Sunday, January 18, 2009

Gary Lutz, _I Looked Alive_

SO WHY IS this book not even in print when it ought to be on every must-read list for contemporary fiction?  Used copies start at $46.49, according to Amazon.com, so some canny publisher ought to get on it right now.

Lutz advocates usually mention his sentences, and with unusually good reason.  You have never seen anything like them.   Precision veering into vagueness, confession overtaking evasion, clarity trying to wring its own neck...a Lutz sentence is often a story all by itself.  "For we were brother and younger sister, cobelligerents on the centerpiece of a pushed-apart sectional sofa, and I told her, naturally, that when it had happened to me, the 'friend' was a boy with a disadvantaging face, big and round, much of it still to be filled in, and before the day was out I had gone sick for the first venereal do-gooder to come my way."

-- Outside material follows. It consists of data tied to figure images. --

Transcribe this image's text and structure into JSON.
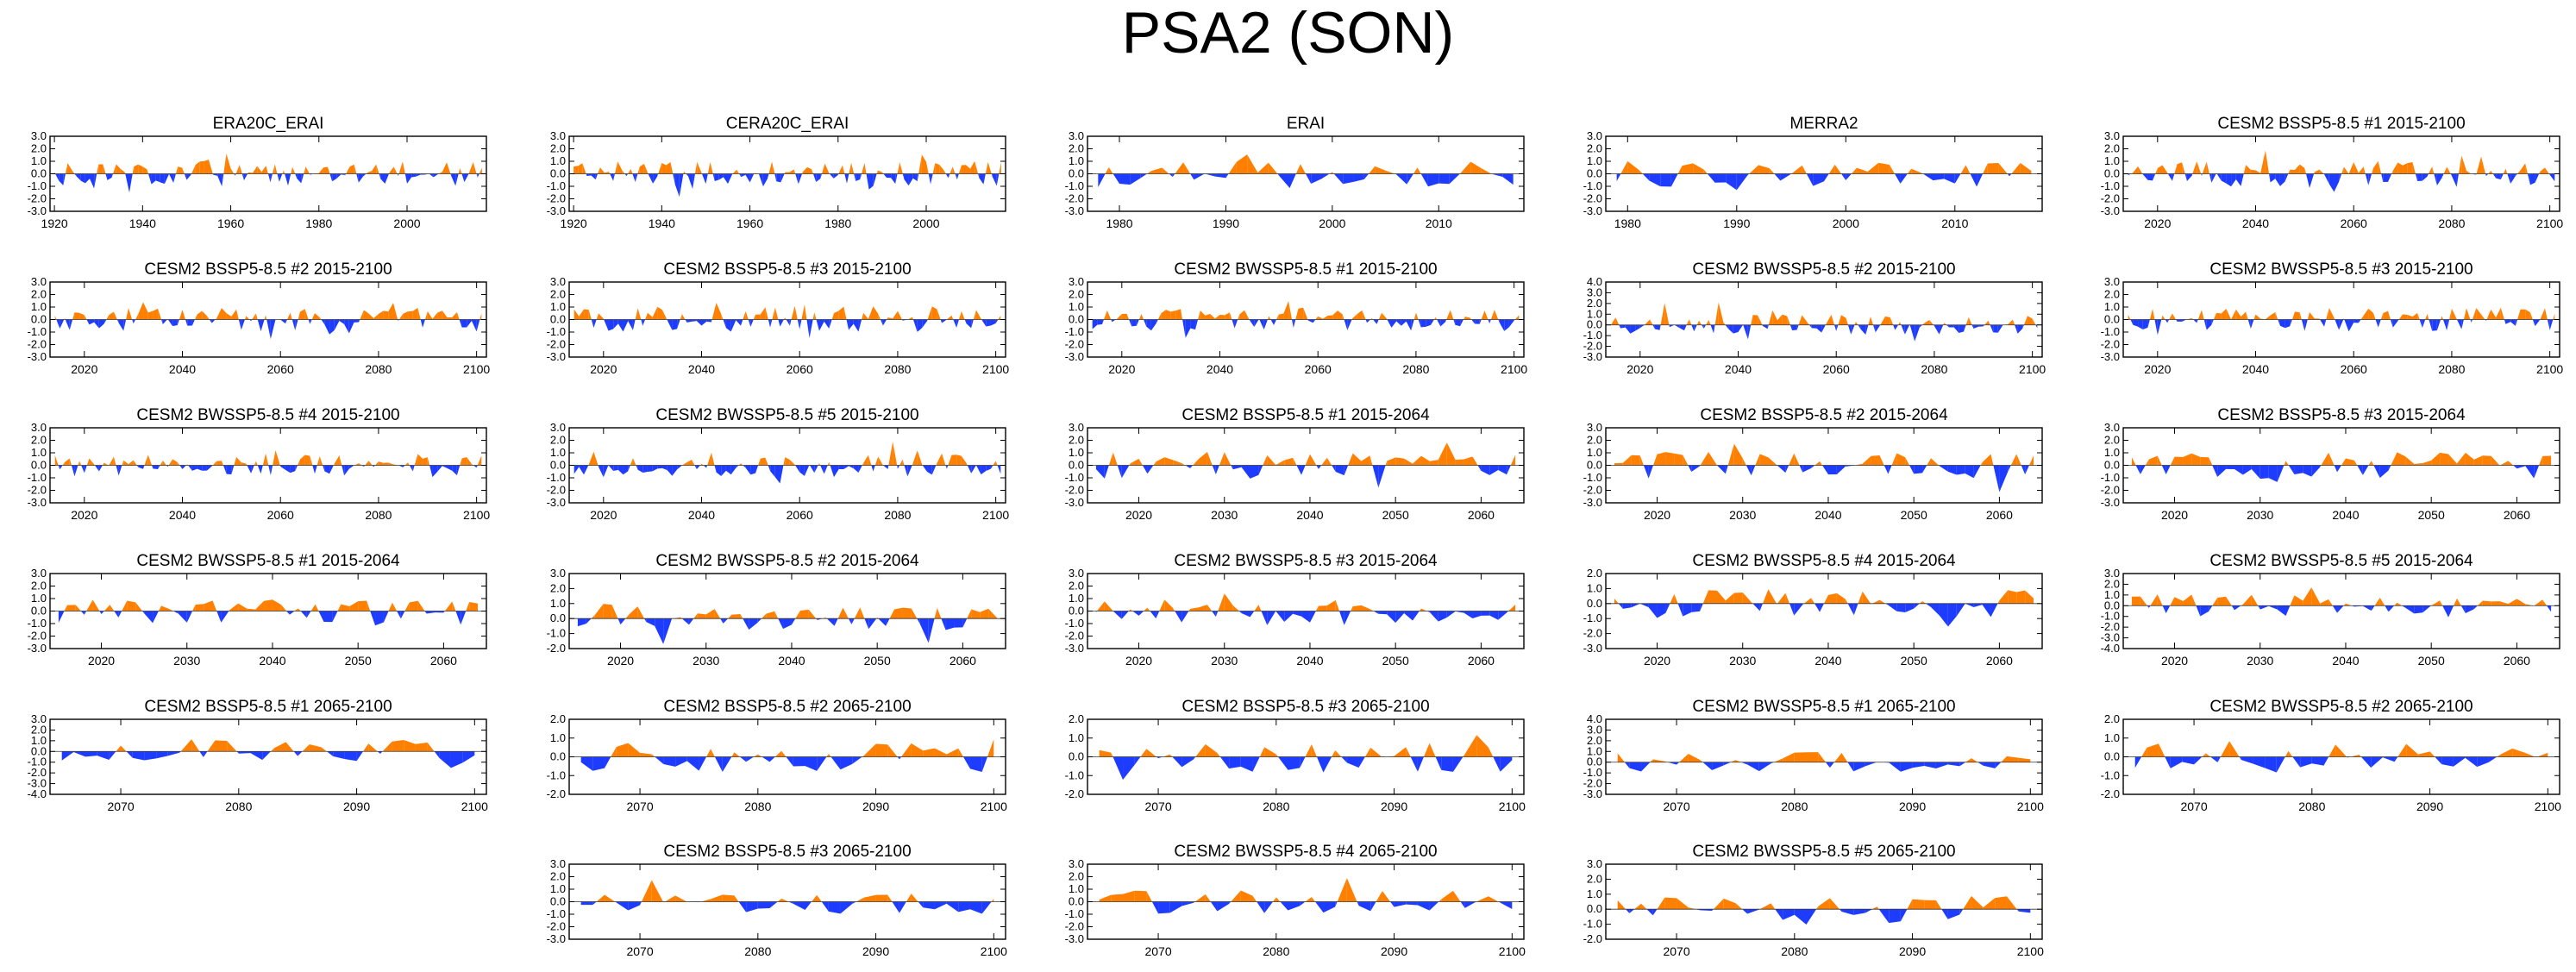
{
  "page_title": "PSA2 (SON)",
  "colors": {
    "positive": "#ff8000",
    "negative": "#1e3cff",
    "axis": "#000000"
  },
  "chart_data": [
    {
      "type": "area",
      "title": "ERA20C_ERAI",
      "x_range": [
        1919,
        2018
      ],
      "ylim": [
        -3,
        3
      ],
      "yticks": [
        "3.0",
        "2.0",
        "1.0",
        "0.0",
        "-1.0",
        "-2.0",
        "-3.0"
      ],
      "xticks": [
        1920,
        1940,
        1960,
        1980,
        2000
      ],
      "seed": 1,
      "amp": 0.85,
      "bias": 0
    },
    {
      "type": "area",
      "title": "CERA20C_ERAI",
      "x_range": [
        1919,
        2018
      ],
      "ylim": [
        -3,
        3
      ],
      "yticks": [
        "3.0",
        "2.0",
        "1.0",
        "0.0",
        "-1.0",
        "-2.0",
        "-3.0"
      ],
      "xticks": [
        1920,
        1940,
        1960,
        1980,
        2000
      ],
      "seed": 2,
      "amp": 0.85,
      "bias": 0
    },
    {
      "type": "area",
      "title": "ERAI",
      "x_range": [
        1977,
        2018
      ],
      "ylim": [
        -3,
        3
      ],
      "yticks": [
        "3.0",
        "2.0",
        "1.0",
        "0.0",
        "-1.0",
        "-2.0",
        "-3.0"
      ],
      "xticks": [
        1980,
        1990,
        2000,
        2010
      ],
      "seed": 3,
      "amp": 0.9,
      "bias": 0
    },
    {
      "type": "area",
      "title": "MERRA2",
      "x_range": [
        1978,
        2018
      ],
      "ylim": [
        -3,
        3
      ],
      "yticks": [
        "3.0",
        "2.0",
        "1.0",
        "0.0",
        "-1.0",
        "-2.0",
        "-3.0"
      ],
      "xticks": [
        1980,
        1990,
        2000,
        2010
      ],
      "seed": 4,
      "amp": 0.9,
      "bias": 0
    },
    {
      "type": "area",
      "title": "CESM2 BSSP5-8.5 #1 2015-2100",
      "x_range": [
        2013,
        2102
      ],
      "ylim": [
        -3,
        3
      ],
      "yticks": [
        "3.0",
        "2.0",
        "1.0",
        "0.0",
        "-1.0",
        "-2.0",
        "-3.0"
      ],
      "xticks": [
        2020,
        2040,
        2060,
        2080,
        2100
      ],
      "seed": 5,
      "amp": 0.9,
      "bias": 0
    },
    {
      "type": "area",
      "title": "CESM2 BSSP5-8.5 #2 2015-2100",
      "x_range": [
        2013,
        2102
      ],
      "ylim": [
        -3,
        3
      ],
      "yticks": [
        "3.0",
        "2.0",
        "1.0",
        "0.0",
        "-1.0",
        "-2.0",
        "-3.0"
      ],
      "xticks": [
        2020,
        2040,
        2060,
        2080,
        2100
      ],
      "seed": 6,
      "amp": 0.8,
      "bias": 0
    },
    {
      "type": "area",
      "title": "CESM2 BSSP5-8.5 #3 2015-2100",
      "x_range": [
        2013,
        2102
      ],
      "ylim": [
        -3,
        3
      ],
      "yticks": [
        "3.0",
        "2.0",
        "1.0",
        "0.0",
        "-1.0",
        "-2.0",
        "-3.0"
      ],
      "xticks": [
        2020,
        2040,
        2060,
        2080,
        2100
      ],
      "seed": 7,
      "amp": 0.9,
      "bias": 0
    },
    {
      "type": "area",
      "title": "CESM2 BWSSP5-8.5 #1 2015-2100",
      "x_range": [
        2013,
        2102
      ],
      "ylim": [
        -3,
        3
      ],
      "yticks": [
        "3.0",
        "2.0",
        "1.0",
        "0.0",
        "-1.0",
        "-2.0",
        "-3.0"
      ],
      "xticks": [
        2020,
        2040,
        2060,
        2080,
        2100
      ],
      "seed": 8,
      "amp": 0.8,
      "bias": 0
    },
    {
      "type": "area",
      "title": "CESM2 BWSSP5-8.5 #2 2015-2100",
      "x_range": [
        2013,
        2102
      ],
      "ylim": [
        -3,
        4
      ],
      "yticks": [
        "4.0",
        "3.0",
        "2.0",
        "1.0",
        "0.0",
        "-1.0",
        "-2.0",
        "-3.0"
      ],
      "xticks": [
        2020,
        2040,
        2060,
        2080,
        2100
      ],
      "seed": 9,
      "amp": 0.8,
      "bias": 0
    },
    {
      "type": "area",
      "title": "CESM2 BWSSP5-8.5 #3 2015-2100",
      "x_range": [
        2013,
        2102
      ],
      "ylim": [
        -3,
        3
      ],
      "yticks": [
        "3.0",
        "2.0",
        "1.0",
        "0.0",
        "-1.0",
        "-2.0",
        "-3.0"
      ],
      "xticks": [
        2020,
        2040,
        2060,
        2080,
        2100
      ],
      "seed": 10,
      "amp": 0.8,
      "bias": 0
    },
    {
      "type": "area",
      "title": "CESM2 BWSSP5-8.5 #4 2015-2100",
      "x_range": [
        2013,
        2102
      ],
      "ylim": [
        -3,
        3
      ],
      "yticks": [
        "3.0",
        "2.0",
        "1.0",
        "0.0",
        "-1.0",
        "-2.0",
        "-3.0"
      ],
      "xticks": [
        2020,
        2040,
        2060,
        2080,
        2100
      ],
      "seed": 11,
      "amp": 0.8,
      "bias": 0
    },
    {
      "type": "area",
      "title": "CESM2 BWSSP5-8.5 #5 2015-2100",
      "x_range": [
        2013,
        2102
      ],
      "ylim": [
        -3,
        3
      ],
      "yticks": [
        "3.0",
        "2.0",
        "1.0",
        "0.0",
        "-1.0",
        "-2.0",
        "-3.0"
      ],
      "xticks": [
        2020,
        2040,
        2060,
        2080,
        2100
      ],
      "seed": 12,
      "amp": 0.8,
      "bias": 0
    },
    {
      "type": "area",
      "title": "CESM2 BSSP5-8.5 #1 2015-2064",
      "x_range": [
        2014,
        2065
      ],
      "ylim": [
        -3,
        3
      ],
      "yticks": [
        "3.0",
        "2.0",
        "1.0",
        "0.0",
        "-1.0",
        "-2.0",
        "-3.0"
      ],
      "xticks": [
        2020,
        2030,
        2040,
        2050,
        2060
      ],
      "seed": 13,
      "amp": 0.9,
      "bias": 0
    },
    {
      "type": "area",
      "title": "CESM2 BSSP5-8.5 #2 2015-2064",
      "x_range": [
        2014,
        2065
      ],
      "ylim": [
        -3,
        3
      ],
      "yticks": [
        "3.0",
        "2.0",
        "1.0",
        "0.0",
        "-1.0",
        "-2.0",
        "-3.0"
      ],
      "xticks": [
        2020,
        2030,
        2040,
        2050,
        2060
      ],
      "seed": 14,
      "amp": 0.9,
      "bias": 0
    },
    {
      "type": "area",
      "title": "CESM2 BSSP5-8.5 #3 2015-2064",
      "x_range": [
        2014,
        2065
      ],
      "ylim": [
        -3,
        3
      ],
      "yticks": [
        "3.0",
        "2.0",
        "1.0",
        "0.0",
        "-1.0",
        "-2.0",
        "-3.0"
      ],
      "xticks": [
        2020,
        2030,
        2040,
        2050,
        2060
      ],
      "seed": 15,
      "amp": 0.9,
      "bias": 0
    },
    {
      "type": "area",
      "title": "CESM2 BWSSP5-8.5 #1 2015-2064",
      "x_range": [
        2014,
        2065
      ],
      "ylim": [
        -3,
        3
      ],
      "yticks": [
        "3.0",
        "2.0",
        "1.0",
        "0.0",
        "-1.0",
        "-2.0",
        "-3.0"
      ],
      "xticks": [
        2020,
        2030,
        2040,
        2050,
        2060
      ],
      "seed": 16,
      "amp": 0.8,
      "bias": 0
    },
    {
      "type": "area",
      "title": "CESM2 BWSSP5-8.5 #2 2015-2064",
      "x_range": [
        2014,
        2065
      ],
      "ylim": [
        -2,
        3
      ],
      "yticks": [
        "3.0",
        "2.0",
        "1.0",
        "0.0",
        "-1.0",
        "-2.0"
      ],
      "xticks": [
        2020,
        2030,
        2040,
        2050,
        2060
      ],
      "seed": 17,
      "amp": 0.8,
      "bias": 0
    },
    {
      "type": "area",
      "title": "CESM2 BWSSP5-8.5 #3 2015-2064",
      "x_range": [
        2014,
        2065
      ],
      "ylim": [
        -3,
        3
      ],
      "yticks": [
        "3.0",
        "2.0",
        "1.0",
        "0.0",
        "-1.0",
        "-2.0",
        "-3.0"
      ],
      "xticks": [
        2020,
        2030,
        2040,
        2050,
        2060
      ],
      "seed": 18,
      "amp": 0.8,
      "bias": 0
    },
    {
      "type": "area",
      "title": "CESM2 BWSSP5-8.5 #4 2015-2064",
      "x_range": [
        2014,
        2065
      ],
      "ylim": [
        -3,
        2
      ],
      "yticks": [
        "2.0",
        "1.0",
        "0.0",
        "-1.0",
        "-2.0",
        "-3.0"
      ],
      "xticks": [
        2020,
        2030,
        2040,
        2050,
        2060
      ],
      "seed": 19,
      "amp": 0.8,
      "bias": 0
    },
    {
      "type": "area",
      "title": "CESM2 BWSSP5-8.5 #5 2015-2064",
      "x_range": [
        2014,
        2065
      ],
      "ylim": [
        -4,
        3
      ],
      "yticks": [
        "3.0",
        "2.0",
        "1.0",
        "0.0",
        "-1.0",
        "-2.0",
        "-3.0",
        "-4.0"
      ],
      "xticks": [
        2020,
        2030,
        2040,
        2050,
        2060
      ],
      "seed": 20,
      "amp": 0.9,
      "bias": 0
    },
    {
      "type": "area",
      "title": "CESM2 BSSP5-8.5 #1 2065-2100",
      "x_range": [
        2064,
        2101
      ],
      "ylim": [
        -4,
        3
      ],
      "yticks": [
        "3.0",
        "2.0",
        "1.0",
        "0.0",
        "-1.0",
        "-2.0",
        "-3.0",
        "-4.0"
      ],
      "xticks": [
        2070,
        2080,
        2090,
        2100
      ],
      "seed": 21,
      "amp": 0.9,
      "bias": 0
    },
    {
      "type": "area",
      "title": "CESM2 BSSP5-8.5 #2 2065-2100",
      "x_range": [
        2064,
        2101
      ],
      "ylim": [
        -2,
        2
      ],
      "yticks": [
        "2.0",
        "1.0",
        "0.0",
        "-1.0",
        "-2.0"
      ],
      "xticks": [
        2070,
        2080,
        2090,
        2100
      ],
      "seed": 22,
      "amp": 0.7,
      "bias": 0
    },
    {
      "type": "area",
      "title": "CESM2 BSSP5-8.5 #3 2065-2100",
      "x_range": [
        2064,
        2101
      ],
      "ylim": [
        -2,
        2
      ],
      "yticks": [
        "2.0",
        "1.0",
        "0.0",
        "-1.0",
        "-2.0"
      ],
      "xticks": [
        2070,
        2080,
        2090,
        2100
      ],
      "seed": 23,
      "amp": 0.7,
      "bias": 0
    },
    {
      "type": "area",
      "title": "CESM2 BWSSP5-8.5 #1 2065-2100",
      "x_range": [
        2064,
        2101
      ],
      "ylim": [
        -3,
        4
      ],
      "yticks": [
        "4.0",
        "3.0",
        "2.0",
        "1.0",
        "0.0",
        "-1.0",
        "-2.0",
        "-3.0"
      ],
      "xticks": [
        2070,
        2080,
        2090,
        2100
      ],
      "seed": 24,
      "amp": 0.8,
      "bias": 0
    },
    {
      "type": "area",
      "title": "CESM2 BWSSP5-8.5 #2 2065-2100",
      "x_range": [
        2064,
        2101
      ],
      "ylim": [
        -2,
        2
      ],
      "yticks": [
        "2.0",
        "1.0",
        "0.0",
        "-1.0",
        "-2.0"
      ],
      "xticks": [
        2070,
        2080,
        2090,
        2100
      ],
      "seed": 25,
      "amp": 0.7,
      "bias": 0
    },
    {
      "type": "area",
      "title": "CESM2 BSSP5-8.5 #3 2065-2100",
      "x_range": [
        2064,
        2101
      ],
      "ylim": [
        -3,
        3
      ],
      "yticks": [
        "3.0",
        "2.0",
        "1.0",
        "0.0",
        "-1.0",
        "-2.0",
        "-3.0"
      ],
      "xticks": [
        2070,
        2080,
        2090,
        2100
      ],
      "seed": 26,
      "amp": 0.8,
      "bias": 0
    },
    {
      "type": "area",
      "title": "CESM2 BWSSP5-8.5 #4 2065-2100",
      "x_range": [
        2064,
        2101
      ],
      "ylim": [
        -3,
        3
      ],
      "yticks": [
        "3.0",
        "2.0",
        "1.0",
        "0.0",
        "-1.0",
        "-2.0",
        "-3.0"
      ],
      "xticks": [
        2070,
        2080,
        2090,
        2100
      ],
      "seed": 27,
      "amp": 0.8,
      "bias": 0
    },
    {
      "type": "area",
      "title": "CESM2 BWSSP5-8.5 #5 2065-2100",
      "x_range": [
        2064,
        2101
      ],
      "ylim": [
        -2,
        3
      ],
      "yticks": [
        "3.0",
        "2.0",
        "1.0",
        "0.0",
        "-1.0",
        "-2.0"
      ],
      "xticks": [
        2070,
        2080,
        2090,
        2100
      ],
      "seed": 28,
      "amp": 0.8,
      "bias": 0
    }
  ]
}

Most of the stories here are written in the first person, with narrators that vary somewhat in age, gender, and circumstances, but the Lutz-sentence is not about capturing the way anyone talks ("She was a woman of punctual life-tides, ate right, had suffered at all the right  hands"). There is a lot of adapting a word from one part of speech to another in novel clusters of morphemes ("...one part of her would be arisen, pivotal, summonsy, awag -- a chancing hand, perhaps, or gleamed, unsecretful ankle").  There are the disjunctions and dislocations of modernism, but without the sense that all will sort itself out once we crack the code.

The collection, Lutz's second, is dedicated, as his first was as well, to Gordon Lish, which may be why I at times one thought of Raymond Carver.  Lutz's characters, like Carver's, tend to be at the end of their strings, long out of good options, which were never plentiful anyway.  As in Carver, a sadness too deep for tears rises off the page.  

But there is no other sad like Lutz's sad. Character after character at some imponderable distance from the other people in their lives, from the conditions of their existence, from their own bodies and those bodies' preposterous needs.  The wish to articulate the truth of this alienation struggles painfully with resentment at having to know it or name it at all.  The characters seem to be trying to get away from their stories in the process of telling them, handling the toxic stuff of their lives with the thick padded gloves of the Lutz-sentence, which somehow also manages to leave that stuff as naked and exposed as it could be.

Doesn't sound like much fun, I know, which perhaps answers the question of why the book is out of print.  But Gary Lutz is a writer we need.